In the midst of the Cold War, Eisenhower persistently pushed for peace negotiations with America’s chief adversary, the Soviet Union. To this end, Eisenhower invited the often-caustic Khrushchev for a transcontinental tour of the U.S. “for one last chance” to move toward peace.

Khrushchev’s tour ended at Camp David, where he and Eisenhower successfully fostered a mutual agreement to pursue diplomatic peace measures between the two nations.

Following this, Eisenhower embarked on his own global journey. On Dec. 3, 1959, he set forth on a 22,000-mile “goodwill tour.” Within 18 days, Eisenhower made stops in India, Greece, Afghanistan, Pakistan, Turkey, Italy, Iran, Morocco, Tunisia, Spain and France.

During his journey, Eisenhower sent a message to the international community: “We want to live in peace and friendship – in freedom. We want to help other peoples to raise their standards, to be as content with their lot as humans can be.”

People crowded in the streets to get a glimpse of him. They shouted, “We love you, Ike” in Turkey and “Take back our love, Ike” in Pakistan. In India, crowds prepared for Eisenhower’s reception by decorating their homes with traditional brass vessels, festooned with mango leaves in recognition of a high presence. In New Delhi, the president drew crowds numbering in the thousands and was compared to one of India’s most revered figures, Mahatma Gandhi.

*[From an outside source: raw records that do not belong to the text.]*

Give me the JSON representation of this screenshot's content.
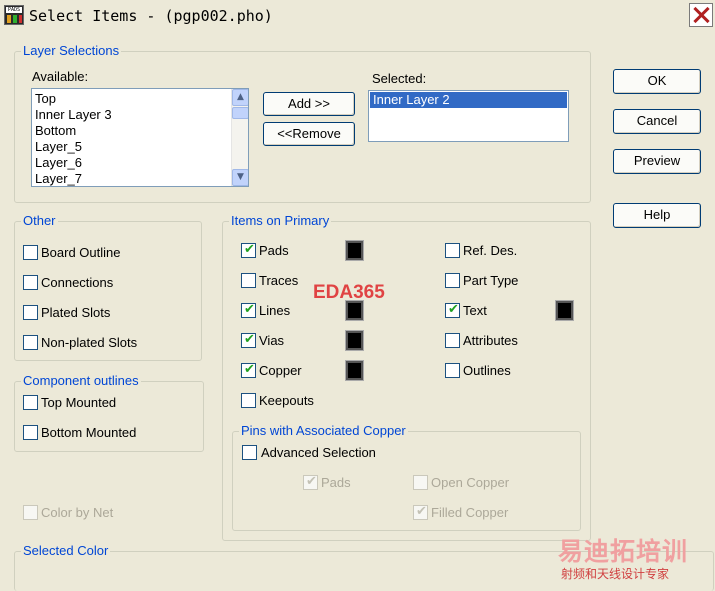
{
  "window": {
    "title": "Select Items - (pgp002.pho)"
  },
  "layer_selections": {
    "title": "Layer Selections",
    "available_label": "Available:",
    "available_items": [
      "Top",
      "Inner Layer 3",
      "Bottom",
      "Layer_5",
      "Layer_6",
      "Layer_7"
    ],
    "selected_label": "Selected:",
    "selected_items": [
      "Inner Layer 2"
    ],
    "add_button": "Add >>",
    "remove_button": "<<Remove"
  },
  "buttons": {
    "ok": "OK",
    "cancel": "Cancel",
    "preview": "Preview",
    "help": "Help"
  },
  "other": {
    "title": "Other",
    "items": [
      {
        "label": "Board Outline",
        "checked": false
      },
      {
        "label": "Connections",
        "checked": false
      },
      {
        "label": "Plated Slots",
        "checked": false
      },
      {
        "label": "Non-plated Slots",
        "checked": false
      }
    ]
  },
  "component_outlines": {
    "title": "Component outlines",
    "items": [
      {
        "label": "Top Mounted",
        "checked": false
      },
      {
        "label": "Bottom Mounted",
        "checked": false
      }
    ]
  },
  "color_by_net": {
    "label": "Color by Net",
    "checked": false,
    "enabled": false
  },
  "items_on_primary": {
    "title": "Items on Primary",
    "left": [
      {
        "label": "Pads",
        "checked": true,
        "color": "#000000"
      },
      {
        "label": "Traces",
        "checked": false
      },
      {
        "label": "Lines",
        "checked": true,
        "color": "#000000"
      },
      {
        "label": "Vias",
        "checked": true,
        "color": "#000000"
      },
      {
        "label": "Copper",
        "checked": true,
        "color": "#000000"
      },
      {
        "label": "Keepouts",
        "checked": false
      }
    ],
    "right": [
      {
        "label": "Ref. Des.",
        "checked": false
      },
      {
        "label": "Part Type",
        "checked": false
      },
      {
        "label": "Text",
        "checked": true,
        "color": "#000000"
      },
      {
        "label": "Attributes",
        "checked": false
      },
      {
        "label": "Outlines",
        "checked": false
      }
    ]
  },
  "pins_copper": {
    "title": "Pins with Associated Copper",
    "advanced_selection": {
      "label": "Advanced Selection",
      "checked": false
    },
    "pads": {
      "label": "Pads",
      "checked": true,
      "enabled": false
    },
    "open_copper": {
      "label": "Open Copper",
      "checked": false,
      "enabled": false
    },
    "filled_copper": {
      "label": "Filled Copper",
      "checked": true,
      "enabled": false
    }
  },
  "selected_color": {
    "title": "Selected Color"
  },
  "overlay": {
    "watermark": "EDA365",
    "logo_text": "易迪拓培训",
    "logo_sub": "射频和天线设计专家"
  }
}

Inevitably, such international goodwill for Eisenhower translated to international goodwill toward the U.S. Yet he didn’t rest on his laurels. Instead, he used his standing in the world community to press for peace, calling on world leaders to end the arms race and warning Americans against the rise of the military-industrial complex. In his 1961 “Farewell Address to the Nation,” Ike said:

“In the councils of government, we must guard against the acquisition of unwarranted influence, whether sought or unsought, by the military-industrial complex. The potential for the disastrous rise of misplaced power exists and will persist. We must never let the weight of this combination endanger our liberties or democratic processes. … Only an alert and knowledgeable citizenry can compel the proper meshing of the huge industrial and military machinery of defense with our peaceful methods and goals, so that security and liberty may prosper together.”

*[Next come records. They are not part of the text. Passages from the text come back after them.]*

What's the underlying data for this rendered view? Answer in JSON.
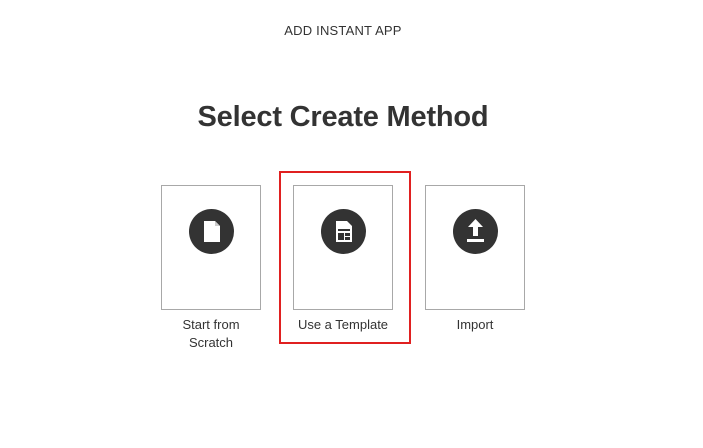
{
  "header": {
    "title": "ADD INSTANT APP"
  },
  "main": {
    "title": "Select Create Method",
    "methods": [
      {
        "label": "Start from Scratch",
        "icon": "document-icon"
      },
      {
        "label": "Use a Template",
        "icon": "template-icon",
        "selected": true
      },
      {
        "label": "Import",
        "icon": "upload-icon"
      }
    ]
  },
  "colors": {
    "text": "#333333",
    "icon_background": "#333333",
    "card_border": "#a8a8a8",
    "highlight": "#e02020"
  }
}
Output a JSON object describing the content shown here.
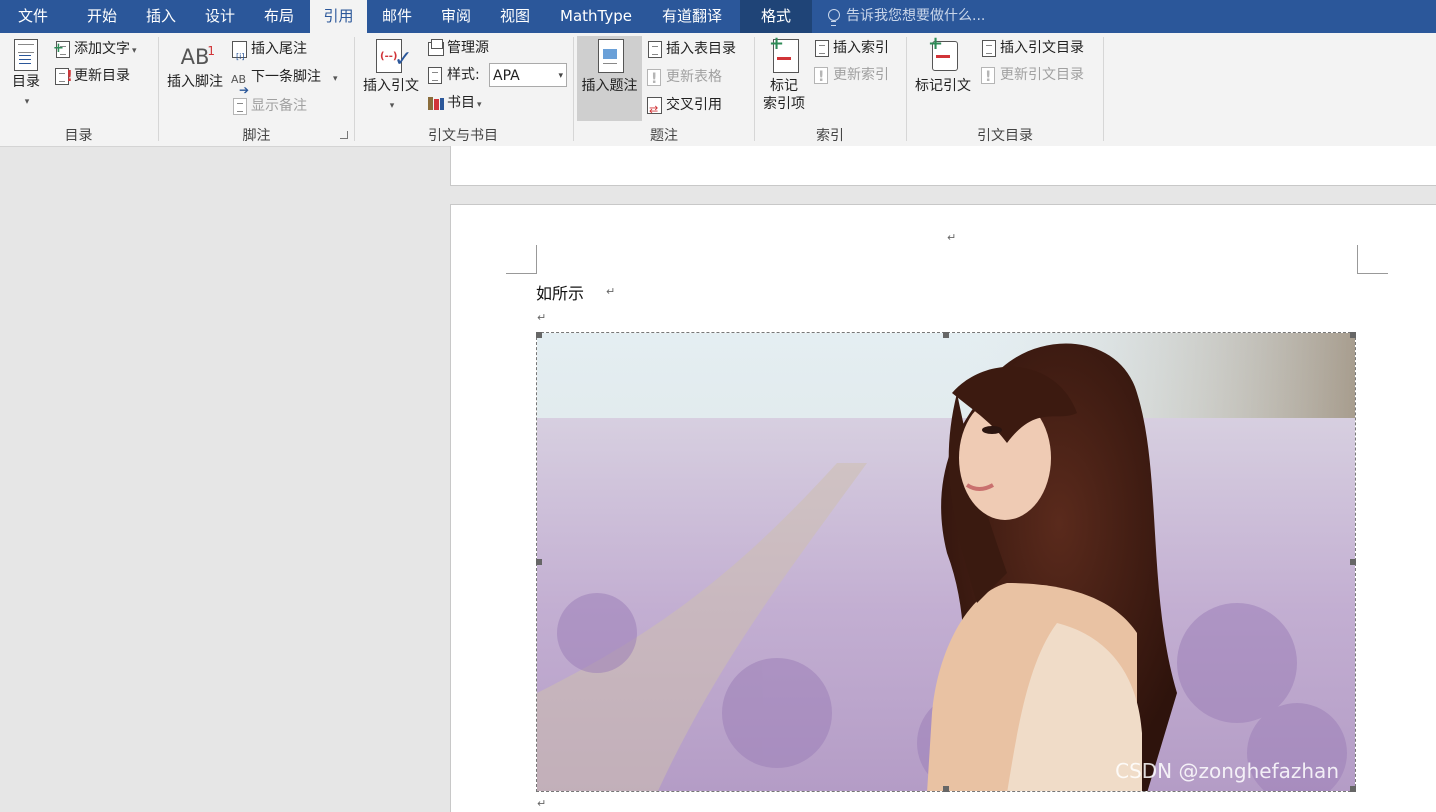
{
  "tabs": {
    "file": "文件",
    "home": "开始",
    "insert": "插入",
    "design": "设计",
    "layout": "布局",
    "references": "引用",
    "mailings": "邮件",
    "review": "审阅",
    "view": "视图",
    "mathtype": "MathType",
    "youdao": "有道翻译",
    "format": "格式"
  },
  "tellme": {
    "placeholder": "告诉我您想要做什么..."
  },
  "toc": {
    "toc_button": "目录",
    "add_text": "添加文字",
    "update_table": "更新目录",
    "group": "目录"
  },
  "footnotes": {
    "insert_footnote": "插入脚注",
    "insert_endnote": "插入尾注",
    "next_footnote": "下一条脚注",
    "show_notes": "显示备注",
    "group": "脚注"
  },
  "citations": {
    "insert_citation": "插入引文",
    "manage_sources": "管理源",
    "style_label": "样式:",
    "style_value": "APA",
    "bibliography": "书目",
    "group": "引文与书目"
  },
  "captions": {
    "insert_caption": "插入题注",
    "insert_table_of_figures": "插入表目录",
    "update_table": "更新表格",
    "cross_reference": "交叉引用",
    "group": "题注"
  },
  "index": {
    "mark_entry_1": "标记",
    "mark_entry_2": "索引项",
    "insert_index": "插入索引",
    "update_index": "更新索引",
    "group": "索引"
  },
  "toa": {
    "mark_citation": "标记引文",
    "insert_toa": "插入引文目录",
    "update_toa": "更新引文目录",
    "group": "引文目录"
  },
  "document": {
    "body_text": "如所示",
    "paragraph_mark": "↵"
  },
  "watermark": "CSDN @zonghefazhan",
  "colors": {
    "tabbar": "#2b579a",
    "ribbon": "#f3f3f3",
    "accent_red": "#d13438",
    "canvas": "#e6e6e6"
  }
}
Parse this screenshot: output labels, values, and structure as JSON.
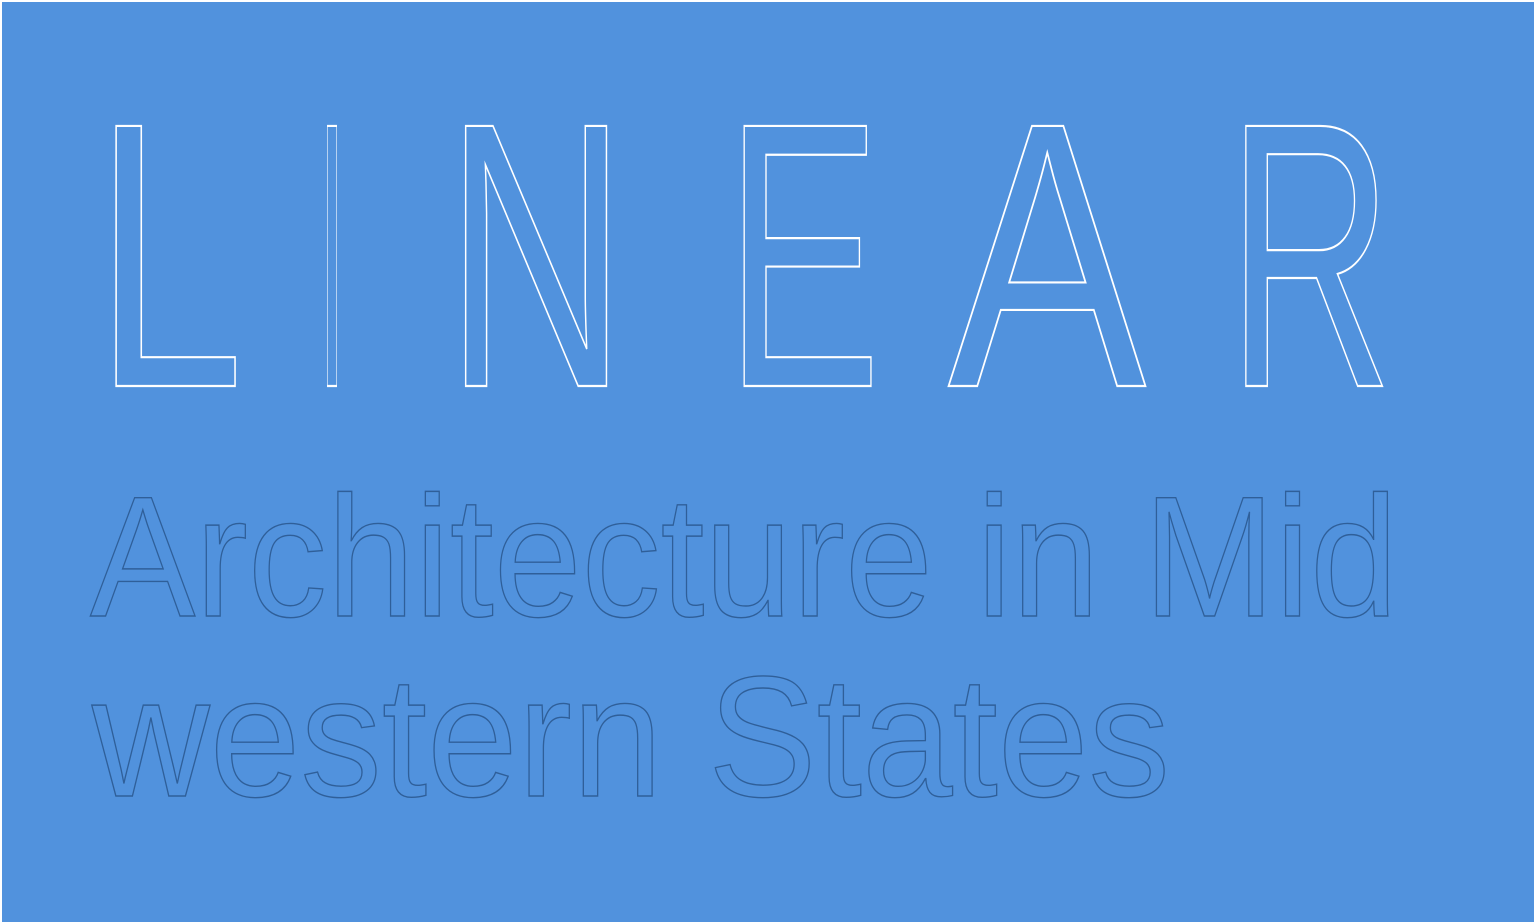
{
  "background_color": "#5192dd",
  "title": {
    "letters": [
      "L",
      "I",
      "N",
      "E",
      "A",
      "R"
    ],
    "stroke_color": "#ffffff"
  },
  "subtitle": {
    "line1": "Architecture in Mid",
    "line2": "western States",
    "stroke_color": "#2f5f99"
  }
}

To our detriment, we have failed to heed Eisenhower’s warning. The military-industrial complex of which Eisenhower warned (largely made up of private corporations whose existence and profit margins rely on military defense contracts and perpetual wars) now exercises an inordinate influence in the American government, and it is largely exempt from congressional oversight and answerable to practically no one.

In assuming his role as the leader of the free world, Barack Obama has a chance to unify a torn, weary, splintered world. To do so, however, he will have to heed Martin Luther King’s advice and reorder his priorities “so that the pursuit of peace will take precedence over the pursuit of war.” As King warned in his 1967 Christmas Eve sermon: “Wisdom born of experience should tell us that war is obsolete. We must either learn to live together as brothers or we are going to perish together as fools.”